With the passing of the sunshine generation, inter-Korean relations will become the responsibility of a new group of politicians and activists. This is not only appropriate but necessary. West Germany’s ostpolitik of engaging East Germany, Eastern Europe, and the Soviet Union only became a viable policy when it ceased being a project of Social Democrats and became the property of all West German political parties. So far, both Kim Dae Jung and Roh Moo Hyun had represented the left side of South Korea’s political spectrum. Only when South Korea’s current conservative president Lee Myung Bak, or his ideological colleagues, realize that substantively engaging North Korea is the only viable option available to Seoul will a true nordpolitik emerge in South Korea.

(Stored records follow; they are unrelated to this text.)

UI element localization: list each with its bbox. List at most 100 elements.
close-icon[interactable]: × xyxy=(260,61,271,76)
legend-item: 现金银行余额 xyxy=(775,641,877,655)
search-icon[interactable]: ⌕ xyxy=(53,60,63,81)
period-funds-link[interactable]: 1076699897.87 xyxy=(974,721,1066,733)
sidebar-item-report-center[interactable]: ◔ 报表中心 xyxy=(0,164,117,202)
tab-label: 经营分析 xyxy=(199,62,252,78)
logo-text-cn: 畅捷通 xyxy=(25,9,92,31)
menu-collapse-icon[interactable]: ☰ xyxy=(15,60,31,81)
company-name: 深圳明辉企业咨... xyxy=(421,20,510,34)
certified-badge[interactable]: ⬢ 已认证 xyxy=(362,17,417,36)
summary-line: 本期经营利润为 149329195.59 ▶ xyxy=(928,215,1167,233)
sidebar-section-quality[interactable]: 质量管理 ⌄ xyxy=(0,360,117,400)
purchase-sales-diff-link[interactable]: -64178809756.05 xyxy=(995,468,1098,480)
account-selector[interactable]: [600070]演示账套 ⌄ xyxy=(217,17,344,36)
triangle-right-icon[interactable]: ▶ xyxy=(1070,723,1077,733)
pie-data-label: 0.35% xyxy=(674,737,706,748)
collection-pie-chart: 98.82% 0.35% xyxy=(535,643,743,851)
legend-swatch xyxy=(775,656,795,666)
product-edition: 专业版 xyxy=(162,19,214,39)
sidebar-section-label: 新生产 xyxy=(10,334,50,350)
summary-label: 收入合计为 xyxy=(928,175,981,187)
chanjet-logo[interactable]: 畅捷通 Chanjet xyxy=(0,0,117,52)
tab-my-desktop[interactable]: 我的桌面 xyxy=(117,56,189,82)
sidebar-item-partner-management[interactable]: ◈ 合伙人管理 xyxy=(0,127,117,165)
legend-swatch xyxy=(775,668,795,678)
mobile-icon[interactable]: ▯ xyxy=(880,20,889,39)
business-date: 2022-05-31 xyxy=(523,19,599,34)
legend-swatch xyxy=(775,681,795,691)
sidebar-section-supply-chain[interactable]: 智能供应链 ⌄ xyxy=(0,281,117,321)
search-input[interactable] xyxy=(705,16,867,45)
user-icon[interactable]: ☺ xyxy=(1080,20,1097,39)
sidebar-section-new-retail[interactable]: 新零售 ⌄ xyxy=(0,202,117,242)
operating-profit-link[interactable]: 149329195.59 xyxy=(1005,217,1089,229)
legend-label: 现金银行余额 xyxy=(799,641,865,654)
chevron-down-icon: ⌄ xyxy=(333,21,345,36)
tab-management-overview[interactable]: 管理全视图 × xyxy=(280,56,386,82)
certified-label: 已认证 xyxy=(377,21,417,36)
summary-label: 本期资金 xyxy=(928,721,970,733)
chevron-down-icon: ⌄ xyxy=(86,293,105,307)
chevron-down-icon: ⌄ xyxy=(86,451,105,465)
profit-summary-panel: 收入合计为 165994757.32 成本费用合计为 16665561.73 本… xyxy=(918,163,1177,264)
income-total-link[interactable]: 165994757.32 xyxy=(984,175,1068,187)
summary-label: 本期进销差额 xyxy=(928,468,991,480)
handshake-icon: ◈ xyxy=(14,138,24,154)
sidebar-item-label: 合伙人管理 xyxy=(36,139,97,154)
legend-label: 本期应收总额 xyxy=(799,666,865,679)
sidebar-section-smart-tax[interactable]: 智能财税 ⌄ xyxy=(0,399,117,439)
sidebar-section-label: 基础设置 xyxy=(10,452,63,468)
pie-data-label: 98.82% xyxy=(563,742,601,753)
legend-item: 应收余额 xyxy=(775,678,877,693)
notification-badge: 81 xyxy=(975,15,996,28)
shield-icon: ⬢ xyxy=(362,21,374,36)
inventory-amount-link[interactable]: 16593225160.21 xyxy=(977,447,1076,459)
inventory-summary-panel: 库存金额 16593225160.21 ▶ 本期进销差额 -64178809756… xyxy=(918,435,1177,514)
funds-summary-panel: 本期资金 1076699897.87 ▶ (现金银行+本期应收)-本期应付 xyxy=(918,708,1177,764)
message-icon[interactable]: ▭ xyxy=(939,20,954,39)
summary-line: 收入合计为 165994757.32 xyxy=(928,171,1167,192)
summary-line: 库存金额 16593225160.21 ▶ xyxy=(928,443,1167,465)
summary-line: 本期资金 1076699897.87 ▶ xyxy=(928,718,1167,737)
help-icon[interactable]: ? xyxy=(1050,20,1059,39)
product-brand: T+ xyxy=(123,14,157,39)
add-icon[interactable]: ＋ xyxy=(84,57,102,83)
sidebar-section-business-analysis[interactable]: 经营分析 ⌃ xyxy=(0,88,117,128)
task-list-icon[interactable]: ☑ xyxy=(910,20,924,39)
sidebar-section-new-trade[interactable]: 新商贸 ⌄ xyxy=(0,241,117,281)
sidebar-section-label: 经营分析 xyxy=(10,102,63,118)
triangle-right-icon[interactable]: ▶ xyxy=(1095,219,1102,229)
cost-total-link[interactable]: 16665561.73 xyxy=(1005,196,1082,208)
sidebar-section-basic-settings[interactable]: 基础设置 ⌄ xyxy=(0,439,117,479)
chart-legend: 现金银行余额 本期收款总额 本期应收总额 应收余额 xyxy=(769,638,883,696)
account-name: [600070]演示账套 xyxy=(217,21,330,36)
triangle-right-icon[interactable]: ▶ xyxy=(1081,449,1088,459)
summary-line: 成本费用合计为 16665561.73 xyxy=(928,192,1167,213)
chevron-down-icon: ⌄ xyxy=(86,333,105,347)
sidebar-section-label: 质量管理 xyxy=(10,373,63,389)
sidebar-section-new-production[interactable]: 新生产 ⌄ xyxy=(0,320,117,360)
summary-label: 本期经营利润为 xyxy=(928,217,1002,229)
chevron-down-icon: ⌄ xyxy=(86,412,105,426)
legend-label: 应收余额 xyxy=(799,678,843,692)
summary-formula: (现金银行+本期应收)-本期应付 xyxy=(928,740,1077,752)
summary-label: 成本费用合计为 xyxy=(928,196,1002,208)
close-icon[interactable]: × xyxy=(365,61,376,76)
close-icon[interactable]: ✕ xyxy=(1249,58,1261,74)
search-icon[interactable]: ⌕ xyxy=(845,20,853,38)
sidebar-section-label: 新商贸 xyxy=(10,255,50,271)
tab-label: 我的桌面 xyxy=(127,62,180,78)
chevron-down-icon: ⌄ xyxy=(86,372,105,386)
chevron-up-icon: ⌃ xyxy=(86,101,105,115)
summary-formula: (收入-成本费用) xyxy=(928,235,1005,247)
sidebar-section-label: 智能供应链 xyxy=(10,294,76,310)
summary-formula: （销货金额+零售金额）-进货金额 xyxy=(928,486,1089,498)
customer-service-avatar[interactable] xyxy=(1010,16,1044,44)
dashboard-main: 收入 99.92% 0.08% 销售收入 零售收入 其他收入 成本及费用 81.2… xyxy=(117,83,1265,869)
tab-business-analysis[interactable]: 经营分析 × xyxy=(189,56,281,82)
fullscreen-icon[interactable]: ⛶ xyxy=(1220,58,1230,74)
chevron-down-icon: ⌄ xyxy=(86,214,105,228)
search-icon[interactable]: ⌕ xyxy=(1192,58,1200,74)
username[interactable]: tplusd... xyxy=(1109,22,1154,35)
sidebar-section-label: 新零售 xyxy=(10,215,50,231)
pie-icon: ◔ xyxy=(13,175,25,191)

For this to happen, though, Lee Myung Bak must put his own imprint on engagement policy. A third inter-Korean summit, with Kim Jong Il or his successor, will be an indispensible part of securing the legacy of the sunshine generation.

Such a summit, inconceivable during the first hawkish months of Lee’s presidency, has become a little less improbable in recent days. After a visit from Hyundai’s chairwoman, North Korea released the company’s employee that had been detained for several months. The agreement between Hyundai and the North announces the resumption of the tourism projects — and an expansion to Mt. Paekdu — as well as a desire to “energize” the Kaesong industrial complex project.

This news came just before Kim Dae-Jung’s death. It was followed by an even more welcome development: North Korea will send five envoys to Kim’s funeral. Even after his death, Kim Dae-Jung is still bringing the two Koreas closer together.

John Feffer is co-director of the Foreign Policy In Focus project at the Institute for Policy Studies.